Don’t drop long-term care when rates rise
Terry Savage firstname.lastname@example.org August 24, 2011 4:02PM
How you can pick Terry’s brain
In this column, I’ll respond to your most frequently asked questions regularly. Of course, you always can submit individual questions on my Sun-Times blog, reached on the home page at www.TerrySavage.com.
Updated: May 3, 2013 12:15PM
The question below is specific, but it represents some of the many questions I have received from people who are being notified that their long-term care insurance premiums are being increased — just at the time they can least afford it. I’ll explain some of the alternatives.
Q. My insurance company just notified me of a steep increase in my long-term care insurance policy premiums. I have a
four-year long-term care policy with a six-month premium of $859.12. I just got a rate increase that would be $944.96. My daily coverage is for $155 in a nursing home and $116 for in-home care.
One option is to reduce the daily rate for a nursing home to $141.05, and that would bring my premium to $859.95 for six months. My other option is to go from a four-year policy to a two-year policy with present daily rates for a premium of $729.30. I am 77 years old now and still working. I do plan on retiring soon and then I will be short on cash. Which option would you recommend — or should I just drop the policy altogether? It’s been in place for approximately 10 years.

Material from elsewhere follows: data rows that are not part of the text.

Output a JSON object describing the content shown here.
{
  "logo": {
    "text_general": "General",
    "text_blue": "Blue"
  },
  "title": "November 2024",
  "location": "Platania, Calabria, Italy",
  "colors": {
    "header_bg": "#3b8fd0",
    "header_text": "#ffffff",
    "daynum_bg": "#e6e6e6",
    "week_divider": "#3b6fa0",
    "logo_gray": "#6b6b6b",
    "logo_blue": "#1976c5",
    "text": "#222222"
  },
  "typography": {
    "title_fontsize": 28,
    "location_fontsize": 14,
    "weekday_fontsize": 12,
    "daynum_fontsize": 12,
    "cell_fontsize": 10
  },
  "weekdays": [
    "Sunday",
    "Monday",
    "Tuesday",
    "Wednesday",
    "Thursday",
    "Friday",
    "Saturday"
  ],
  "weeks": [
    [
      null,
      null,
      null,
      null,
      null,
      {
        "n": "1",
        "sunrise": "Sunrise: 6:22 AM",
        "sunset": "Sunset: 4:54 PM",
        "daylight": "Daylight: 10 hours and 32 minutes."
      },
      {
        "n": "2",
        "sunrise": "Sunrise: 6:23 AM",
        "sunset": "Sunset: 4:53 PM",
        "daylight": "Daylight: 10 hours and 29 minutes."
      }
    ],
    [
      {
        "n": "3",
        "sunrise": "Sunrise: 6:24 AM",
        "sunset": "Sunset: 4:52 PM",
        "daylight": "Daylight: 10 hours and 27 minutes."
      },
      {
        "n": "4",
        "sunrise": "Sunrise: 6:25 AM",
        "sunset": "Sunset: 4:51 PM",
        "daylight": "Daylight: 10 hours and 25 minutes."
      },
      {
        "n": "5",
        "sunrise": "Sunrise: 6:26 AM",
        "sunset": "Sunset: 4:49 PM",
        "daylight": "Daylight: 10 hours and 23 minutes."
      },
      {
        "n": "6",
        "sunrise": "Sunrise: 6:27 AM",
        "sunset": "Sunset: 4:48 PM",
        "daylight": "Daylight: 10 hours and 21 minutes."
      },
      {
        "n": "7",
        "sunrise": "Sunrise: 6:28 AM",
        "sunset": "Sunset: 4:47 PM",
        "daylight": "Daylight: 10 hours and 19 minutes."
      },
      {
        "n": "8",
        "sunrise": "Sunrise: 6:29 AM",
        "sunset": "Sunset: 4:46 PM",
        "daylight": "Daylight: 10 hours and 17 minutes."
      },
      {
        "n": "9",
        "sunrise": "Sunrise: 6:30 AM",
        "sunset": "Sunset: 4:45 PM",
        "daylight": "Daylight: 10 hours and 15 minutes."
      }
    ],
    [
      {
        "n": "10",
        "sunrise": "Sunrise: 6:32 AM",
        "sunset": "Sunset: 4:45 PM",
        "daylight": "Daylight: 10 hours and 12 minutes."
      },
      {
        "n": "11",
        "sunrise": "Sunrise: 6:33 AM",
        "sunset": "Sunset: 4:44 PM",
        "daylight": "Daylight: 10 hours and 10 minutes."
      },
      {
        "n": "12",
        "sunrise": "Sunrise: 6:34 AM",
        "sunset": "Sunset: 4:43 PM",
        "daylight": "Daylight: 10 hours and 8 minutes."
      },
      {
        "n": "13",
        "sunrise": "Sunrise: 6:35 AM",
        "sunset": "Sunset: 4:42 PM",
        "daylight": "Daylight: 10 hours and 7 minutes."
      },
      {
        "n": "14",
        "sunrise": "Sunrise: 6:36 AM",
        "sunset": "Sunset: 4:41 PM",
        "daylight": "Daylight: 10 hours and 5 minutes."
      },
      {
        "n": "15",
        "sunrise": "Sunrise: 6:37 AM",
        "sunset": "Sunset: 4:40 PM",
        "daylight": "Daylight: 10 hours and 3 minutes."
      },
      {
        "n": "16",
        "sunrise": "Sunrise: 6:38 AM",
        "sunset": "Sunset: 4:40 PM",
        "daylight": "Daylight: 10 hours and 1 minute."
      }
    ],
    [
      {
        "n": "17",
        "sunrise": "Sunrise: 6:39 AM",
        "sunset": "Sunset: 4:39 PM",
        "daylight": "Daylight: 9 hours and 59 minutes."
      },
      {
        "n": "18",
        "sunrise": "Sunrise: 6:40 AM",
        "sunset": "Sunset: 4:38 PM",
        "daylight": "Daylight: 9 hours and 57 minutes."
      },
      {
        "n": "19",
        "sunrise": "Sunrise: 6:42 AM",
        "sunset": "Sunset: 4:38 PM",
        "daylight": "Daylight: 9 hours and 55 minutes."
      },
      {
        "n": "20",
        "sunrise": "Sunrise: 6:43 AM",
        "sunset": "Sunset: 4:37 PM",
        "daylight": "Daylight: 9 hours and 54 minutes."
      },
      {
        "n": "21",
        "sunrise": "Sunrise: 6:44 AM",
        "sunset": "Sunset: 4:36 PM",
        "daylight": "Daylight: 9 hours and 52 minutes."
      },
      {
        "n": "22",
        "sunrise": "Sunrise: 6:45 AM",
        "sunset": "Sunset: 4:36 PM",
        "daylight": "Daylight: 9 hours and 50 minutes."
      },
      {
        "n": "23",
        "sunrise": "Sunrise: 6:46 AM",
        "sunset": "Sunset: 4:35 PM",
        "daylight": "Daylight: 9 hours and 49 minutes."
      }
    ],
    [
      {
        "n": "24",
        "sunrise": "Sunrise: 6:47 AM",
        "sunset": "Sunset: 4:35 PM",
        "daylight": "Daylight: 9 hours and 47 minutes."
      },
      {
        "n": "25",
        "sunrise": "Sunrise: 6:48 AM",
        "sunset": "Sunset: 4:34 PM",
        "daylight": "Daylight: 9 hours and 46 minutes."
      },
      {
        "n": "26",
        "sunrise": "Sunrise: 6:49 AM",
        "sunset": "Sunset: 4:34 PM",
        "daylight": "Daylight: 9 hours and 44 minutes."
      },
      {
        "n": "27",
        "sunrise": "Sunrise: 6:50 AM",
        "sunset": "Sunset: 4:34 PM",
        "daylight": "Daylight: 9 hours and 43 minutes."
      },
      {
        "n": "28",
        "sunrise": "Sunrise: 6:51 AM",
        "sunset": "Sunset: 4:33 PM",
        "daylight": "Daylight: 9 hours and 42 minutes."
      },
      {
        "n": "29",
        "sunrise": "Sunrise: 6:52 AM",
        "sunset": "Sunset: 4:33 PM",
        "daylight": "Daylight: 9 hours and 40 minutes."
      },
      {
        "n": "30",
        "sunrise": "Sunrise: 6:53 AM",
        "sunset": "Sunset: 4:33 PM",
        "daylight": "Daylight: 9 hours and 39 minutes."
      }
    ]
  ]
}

A. Although most LTC policies were sold with the “assumption” of level premiums, the insurance companies are within their rights to ask state regulators for permission to raise premiums for an entire class of policyholders. And they’ve been doing just that.
Sadly, you are being penalized for the insurance company’s miscalculations about longevity and use of policy benefits. Another part of the problem is that fewer policies are being sold than had been projected, resulting in a smaller pool of premium dollars. Also, investment returns on invested premiums have declined.
Of course, the publicity from these premium increases only scares more people away from purchasing this important coverage — making future policies even more expensive! It is a devastating cycle — and it comes just as it is apparent that without coverage many aging boomers will be forced into state Medicaid-funded nursing homes at a time when states have less money available to provide care.
You — and many others — are faced with some tough choices. First, please do not cancel your policy. I hope you never need it! But if you do need some form of “custodial care” — help with the basic activities of daily living — you’ll be glad you have access to either care at home or in a private facility. Once in a private facility, there is a greater chance they’ll accept Medicaid if your coverage runs out. And even a smaller benefit amount may give you that access, supplemented by your Social Security check.
Murray Gordon of MagaLTC.com, (800) 533-6242, one of the largest independent agencies for long-term care insurance, calculated the trade-offs involved in your choices:
†Paying the higher premiums and keeping current benefits intact.
†Reducing the daily benefit.
†Shortening the current four-year coverage to two or three years.
We agree the best choice is to keep paying the higher premium. But assuming you can’t afford to do that, there are both mathematical and subjective conditions to this decision.
If you take the lower daily benefit, the overall maximum value of your policy will be reduced from $226,300 (four years at $155/day) to $205,860 (four years at $141.50). If, instead you reduce the policy to two years of coverage at the current levels, your maximum benefit will fall to $113,150.
But the decision also has to be based on your personal situation. Is there longevity in the family — or Alzheimer’s or Parkinson’s or other conditions that could lead to a need for a longer period of care? If so, beware of shortening the coverage period to two years. A new policy now is not an option because of your age.
It’s always tough to think about long-term care. But I think it’s tempting fate to ignore the potential need. And that’s The Savage Truth.